Cofondateur de la revue Alibi, consacrée au polar, Marc Fernandez est journaliste depuis plus de quinze ans, au cours desquelles il a notamment suivi l’actualité espagnole et latino-américaine. S’il a coécrit plusieurs romans, Mala vida est son premier roman solo.
De nos jours, en Espagne. La droite dure vient de remporter les élections après douze ans de pouvoir socialiste. Ce qui ne peut que plaire aux – trop – nombreux nostalgiques de Franco. Alors que certains fêtent la victoire en grande pompe et que d’autres déplorent que leur pays ait la mémoire si courte, une série de meurtres perpétrés de Madrid à Barcelone, en passant par Valence, soulève quelques questions. D’autant que les victimes semblent n’avoir aucun rapport les unes avec les autres ;
Diego, chroniqueur « rouge » à Radio Uno, seul rescapé de la purge médiatique du nouveau gouvernement, spécialisé dans les affaires criminelles, s’intéresse aux premiers meurtres de la série… sans se douter une seule seconde qu’il va mettre le doigt sur quelque chose de beaucoup, beaucoup plus gros : rien de moins que le plus gros scandale que l’Espagne ait connu, celui des bébés volés de la dictature franquiste. Afin d’affaiblir les ennemis du gouvernement, les enfants d’opposants (ou de toute personne vaguement suspectée de n’être pas franquiste pur jus) étaient déclarés mort-nés et vendus à des hauts-dignitaires ou amis du gouvernement. Une pratique qui a, malheureusement, perduré bien longtemps après la fin du régime franquiste et qui continue d’alimenter les débats, les enquêtes étant « mystérieusement » classées sans suite et les familles toujours en quête de réponses…

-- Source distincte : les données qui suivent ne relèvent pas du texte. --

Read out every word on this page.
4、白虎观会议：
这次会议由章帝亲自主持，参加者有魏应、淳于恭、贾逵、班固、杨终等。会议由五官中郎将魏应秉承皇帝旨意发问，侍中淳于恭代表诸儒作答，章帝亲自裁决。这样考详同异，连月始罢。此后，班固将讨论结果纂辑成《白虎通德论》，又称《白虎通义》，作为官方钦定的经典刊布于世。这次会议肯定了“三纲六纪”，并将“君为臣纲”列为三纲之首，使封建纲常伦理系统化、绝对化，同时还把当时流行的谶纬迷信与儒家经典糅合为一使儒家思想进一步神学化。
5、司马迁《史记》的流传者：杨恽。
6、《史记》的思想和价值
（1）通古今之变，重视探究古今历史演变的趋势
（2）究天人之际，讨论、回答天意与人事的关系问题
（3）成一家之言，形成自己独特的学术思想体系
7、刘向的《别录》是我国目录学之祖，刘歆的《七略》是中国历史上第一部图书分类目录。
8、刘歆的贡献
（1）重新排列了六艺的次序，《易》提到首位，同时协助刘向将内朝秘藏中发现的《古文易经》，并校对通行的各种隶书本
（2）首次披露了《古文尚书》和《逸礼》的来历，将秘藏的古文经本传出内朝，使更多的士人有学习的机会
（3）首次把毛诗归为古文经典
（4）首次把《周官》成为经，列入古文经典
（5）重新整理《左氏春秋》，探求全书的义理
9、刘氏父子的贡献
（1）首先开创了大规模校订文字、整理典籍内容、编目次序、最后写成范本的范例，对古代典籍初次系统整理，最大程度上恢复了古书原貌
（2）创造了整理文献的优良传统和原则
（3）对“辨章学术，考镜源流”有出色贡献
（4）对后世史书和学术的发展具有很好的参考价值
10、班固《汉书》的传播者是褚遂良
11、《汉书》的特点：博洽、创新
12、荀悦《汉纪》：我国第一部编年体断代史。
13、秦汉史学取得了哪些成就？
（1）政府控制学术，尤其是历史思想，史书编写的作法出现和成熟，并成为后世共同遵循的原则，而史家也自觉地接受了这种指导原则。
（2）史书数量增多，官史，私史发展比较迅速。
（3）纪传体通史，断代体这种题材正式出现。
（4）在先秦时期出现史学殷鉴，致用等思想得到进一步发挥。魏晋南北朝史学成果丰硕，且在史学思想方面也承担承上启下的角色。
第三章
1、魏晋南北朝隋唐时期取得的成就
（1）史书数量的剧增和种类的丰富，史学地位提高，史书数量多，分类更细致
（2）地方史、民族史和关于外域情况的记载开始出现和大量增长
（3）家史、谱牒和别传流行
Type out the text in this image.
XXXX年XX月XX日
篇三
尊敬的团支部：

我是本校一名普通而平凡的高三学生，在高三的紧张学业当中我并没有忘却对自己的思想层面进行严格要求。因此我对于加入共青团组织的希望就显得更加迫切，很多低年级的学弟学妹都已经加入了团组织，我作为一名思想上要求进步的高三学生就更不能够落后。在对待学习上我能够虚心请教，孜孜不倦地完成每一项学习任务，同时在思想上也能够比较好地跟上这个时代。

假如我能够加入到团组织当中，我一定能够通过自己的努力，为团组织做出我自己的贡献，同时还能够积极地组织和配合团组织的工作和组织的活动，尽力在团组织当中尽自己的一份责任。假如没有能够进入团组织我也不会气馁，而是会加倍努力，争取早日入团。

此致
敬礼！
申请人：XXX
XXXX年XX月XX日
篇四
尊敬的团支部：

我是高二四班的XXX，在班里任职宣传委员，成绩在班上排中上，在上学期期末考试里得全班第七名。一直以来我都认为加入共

Marc Fernandez s’inspire donc fortement du réel pour tisser la matière de son polar. Résultat ? L’histoire est glaçante. Et d’autant plus dans le contexte politique actuel, puisque Marc Fernandez décrit parfaitement la façon dont les médias sont jugulés et la justice bafouée par le gouvernement en place dans le présent, mais aussi dans le passé, au moment de la dictature. Le roman n’est pourtant pas historique : s’ils cherchent des réponses à des événements survenus dès les débuts de la dictature, tout se déroule à notre époque.
Les deux intrigues s’entremêlent habilement. D’un côté, on a envie de savoir si le combat des victimes pour, d’une part, révéler publiquement le scandale et, d’autre part, retrouver les enfants volés (désormais adultes) et, de l’autre, on a très envie de savoir comment les personnes assassinées s’inscrivent dans le schéma. C’est l’action déterminante de Diego, le journaliste, qui fait vraiment avancer l’enquête – à ce titre, voir la façon dont il utilise son émission de radio est passionnante.
Le tout progresse à bon rythme, la plume de l’auteur étant très fluide, l’ambiance oppressante parfaitement restituée. On regrettera cependant que le rythme, si prenant, s’essouffle dans une la seconde partie.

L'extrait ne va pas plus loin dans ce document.